Tencent Cloud’s AI Digital Human technology allows for the creation of AI-generated digital avatars for various enterprise applications. It integrates computer vision, natural language processing, and speech synthesis to support interactive media and customer service use cases. The technology has been applied in areas such as media production, live streaming, tourism, and customer engagement.

Tencent Cloud also offers an agent development platform, which allows for the development and deployment of autonomous AI agents. It integrates technologies such as large language models (LLMs), retrieval-augmented generation (RAG), and multi-agent systems to support the creation of task-oriented digital agents for enterprise applications. It is supported by Agent Runtime, an AI infrastructure layer that enables the management and operation of these agents in production environments.

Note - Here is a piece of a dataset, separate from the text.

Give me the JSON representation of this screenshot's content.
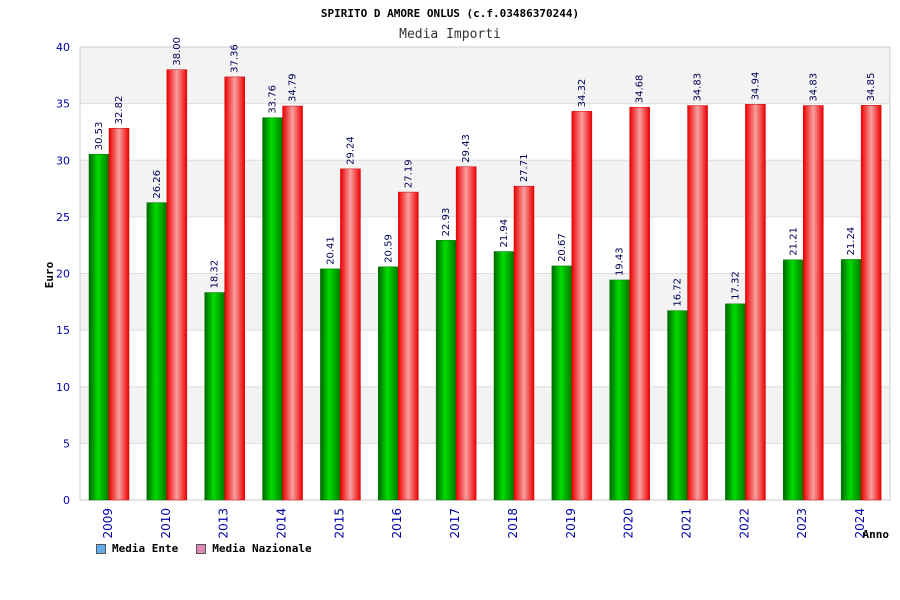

Tencent Cloud’s Artificial Intelligence of Things (AIoT) is a suite of tools for intelligent device development which provides device management, messaging, and real-time communication capabilities. The platform has been used in applications such as smart toys, wearables, robotics, and security devices. It includes TWeTalk, a voice intelligence system featuring speech-to-text and emotion recognition, and TWeSee, a visual intelligence system supporting video summarization, object detection, and multimodal search.

Tencent Cloud’s Super App as a Service (TCSAS) is a platform offering container-based mini program functionality, development tools, performance monitoring, operational security tools, and integrated payment and service functions. In 2025, Tencent Cloud partnered with e& UAE’s Smiles SuperApp to integrate as mini apps within the platform. They also announced collaborations with UAE-based Tawasal Information Technology and Klickl to enhance app integration, gaming features, and Web3 financial infrastructure.

===Technical issues===
On April 8, 2024, Tencent Cloud experienced disruptions due to irregularities with its cloud programming interface, reportedly affecting at least 1,957 clients.